Carlos Cabrelli, Ursula M. Molter
Density of the Set of Generators of Wavelet Systems
Preprint series: ESI preprints

MSC:

42C15 Series of general orthogonal functions, generalized Fourier expansions, nonorthogonal expansions

42C30 Completeness of sets of functions

Abstract: Given a function $\psi$ in $ \LL^2(\R^d)$, the affine (wavelet) system generated by $\psi$, associated
to an invertible matrix $a$ and a lattice $\zG$, is the collection of functions
$\{|\det a|^{j/2} \psi(a^jx-\gamma): j \in \Z, \gamma \in \zG\}$.
In this article we prove that the set of functions generating affine systems that are
a Riesz basis of $ \LL^2(\R^d)$ is dense
in $ \LL^2(\R^d)$.

We also prove that a stronger result is true for affine systems that are a frame of $\LL^2(\R^d)$.
In this case we show that the generators associated to a fixed but arbitrary dilation
are a dense set.

Furthermore, we analyze the orthogonal case in which we prove that the set of generators of orthogonal (not necessarily complete) affine systems, that are compactly supported in frequency,
are dense in the unit sphere of $ \LL^2(\R^d)$ with the induced metric.

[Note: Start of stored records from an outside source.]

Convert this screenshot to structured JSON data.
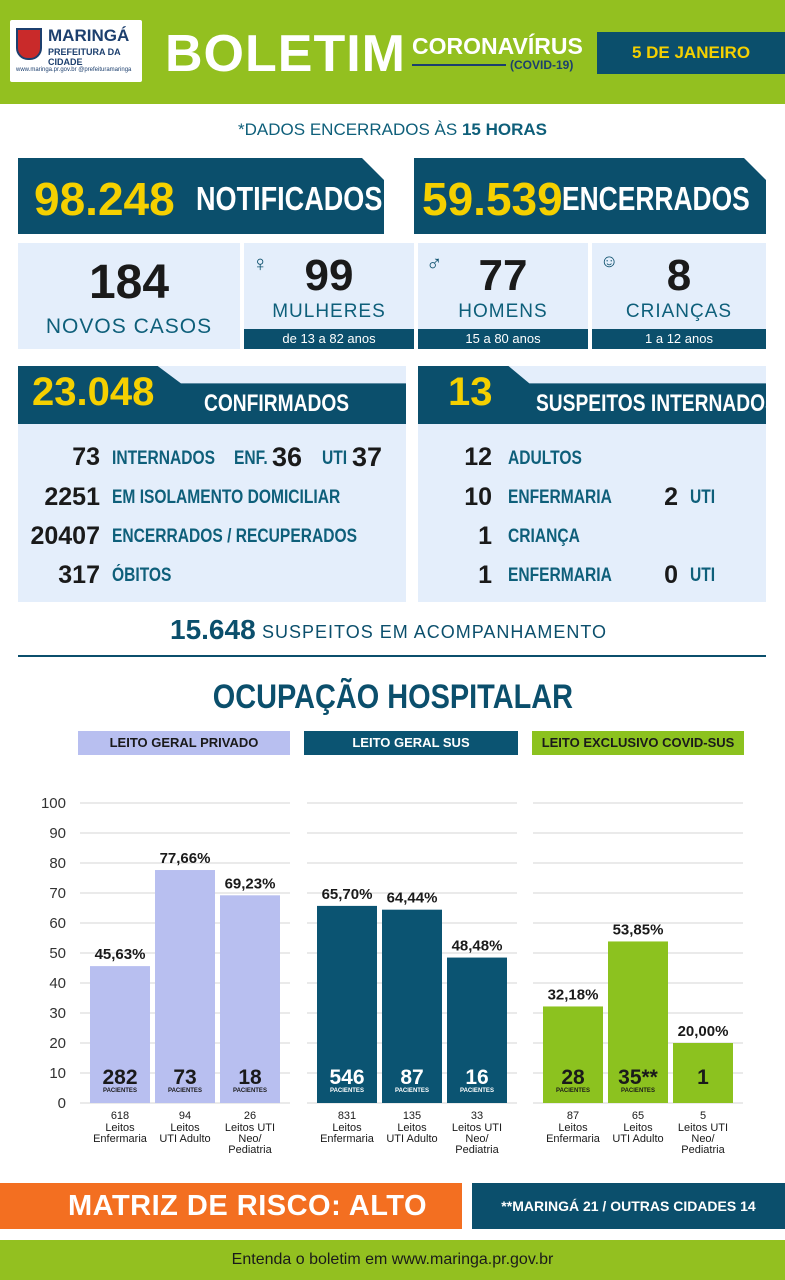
{
  "header": {
    "logo_name": "MARINGÁ",
    "logo_sub": "PREFEITURA DA CIDADE",
    "logo_url": "www.maringa.pr.gov.br  @prefeituramaringa",
    "title": "BOLETIM",
    "subtitle": "CORONAVÍRUS",
    "subtitle_tag": "(COVID-19)",
    "date": "5 DE JANEIRO"
  },
  "dados_encerrados": {
    "prefix": "*DADOS ENCERRADOS ÀS",
    "hour": "15 HORAS"
  },
  "totals": {
    "notificados_value": "98.248",
    "notificados_label": "NOTIFICADOS",
    "encerrados_value": "59.539",
    "encerrados_label": "ENCERRADOS"
  },
  "new_cases": {
    "total_value": "184",
    "total_label": "NOVOS CASOS",
    "women_value": "99",
    "women_label": "MULHERES",
    "women_age": "de 13 a 82 anos",
    "men_value": "77",
    "men_label": "HOMENS",
    "men_age": "15 a 80 anos",
    "children_value": "8",
    "children_label": "CRIANÇAS",
    "children_age": "1 a 12 anos"
  },
  "confirmed": {
    "value": "23.048",
    "label": "CONFIRMADOS",
    "internados_value": "73",
    "internados_label": "INTERNADOS",
    "enf_label": "ENF.",
    "enf_value": "36",
    "uti_label": "UTI",
    "uti_value": "37",
    "isolamento_value": "2251",
    "isolamento_label": "EM ISOLAMENTO DOMICILIAR",
    "recuperados_value": "20407",
    "recuperados_label": "ENCERRADOS / RECUPERADOS",
    "obitos_value": "317",
    "obitos_label": "ÓBITOS"
  },
  "suspects": {
    "value": "13",
    "label": "SUSPEITOS INTERNADOS",
    "adultos_value": "12",
    "adultos_label": "ADULTOS",
    "adult_enf_value": "10",
    "adult_enf_label": "ENFERMARIA",
    "adult_uti_value": "2",
    "adult_uti_label": "UTI",
    "crianca_value": "1",
    "crianca_label": "CRIANÇA",
    "child_enf_value": "1",
    "child_enf_label": "ENFERMARIA",
    "child_uti_value": "0",
    "child_uti_label": "UTI"
  },
  "acompanhamento": {
    "value": "15.648",
    "label": "SUSPEITOS EM ACOMPANHAMENTO"
  },
  "ocupacao": {
    "title": "OCUPAÇÃO HOSPITALAR",
    "groups": [
      "LEITO GERAL PRIVADO",
      "LEITO GERAL SUS",
      "LEITO EXCLUSIVO COVID-SUS"
    ],
    "pacientes_label": "PACIENTES"
  },
  "chart_data": {
    "type": "bar",
    "title": "OCUPAÇÃO HOSPITALAR",
    "ylim": [
      0,
      100
    ],
    "yticks": [
      0,
      10,
      20,
      30,
      40,
      50,
      60,
      70,
      80,
      90,
      100
    ],
    "grid": true,
    "groups": [
      {
        "name": "LEITO GERAL PRIVADO",
        "color": "#b8bff0",
        "text_color": "#1a1a1a",
        "bars": [
          {
            "value": 45.63,
            "pct_label": "45,63%",
            "patients": "282",
            "beds": "618",
            "category": [
              "Leitos",
              "Enfermaria"
            ]
          },
          {
            "value": 77.66,
            "pct_label": "77,66%",
            "patients": "73",
            "beds": "94",
            "category": [
              "Leitos",
              "UTI Adulto"
            ]
          },
          {
            "value": 69.23,
            "pct_label": "69,23%",
            "patients": "18",
            "beds": "26",
            "category": [
              "Leitos UTI",
              "Neo/",
              "Pediatria"
            ]
          }
        ]
      },
      {
        "name": "LEITO GERAL SUS",
        "color": "#0b5472",
        "text_color": "#ffffff",
        "bars": [
          {
            "value": 65.7,
            "pct_label": "65,70%",
            "patients": "546",
            "beds": "831",
            "category": [
              "Leitos",
              "Enfermaria"
            ]
          },
          {
            "value": 64.44,
            "pct_label": "64,44%",
            "patients": "87",
            "beds": "135",
            "category": [
              "Leitos",
              "UTI Adulto"
            ]
          },
          {
            "value": 48.48,
            "pct_label": "48,48%",
            "patients": "16",
            "beds": "33",
            "category": [
              "Leitos UTI",
              "Neo/",
              "Pediatria"
            ]
          }
        ]
      },
      {
        "name": "LEITO EXCLUSIVO COVID-SUS",
        "color": "#8cc21f",
        "text_color": "#1a1a1a",
        "bars": [
          {
            "value": 32.18,
            "pct_label": "32,18%",
            "patients": "28",
            "beds": "87",
            "category": [
              "Leitos",
              "Enfermaria"
            ]
          },
          {
            "value": 53.85,
            "pct_label": "53,85%",
            "patients": "35**",
            "beds": "65",
            "category": [
              "Leitos",
              "UTI Adulto"
            ]
          },
          {
            "value": 20.0,
            "pct_label": "20,00%",
            "patients": "1",
            "beds": "5",
            "category": [
              "Leitos UTI",
              "Neo/",
              "Pediatria"
            ]
          }
        ]
      }
    ]
  },
  "footer": {
    "risco": "MATRIZ DE RISCO: ALTO",
    "origem": "**MARINGÁ 21 / OUTRAS CIDADES 14",
    "site_text": "Entenda o boletim em www.maringa.pr.gov.br"
  }
}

As a byproduct we
introduce the $p$-Grammian of a function and prove a convergence result of this Grammian as a function of the lattice.
This result gives insight in the problem of oversampling of affine systems.

Keywords: Wavelet Set, affine systems, Riesz basis wavelets, Wavelet Frames
Notes: second and final version, to appear in Constr. Approx.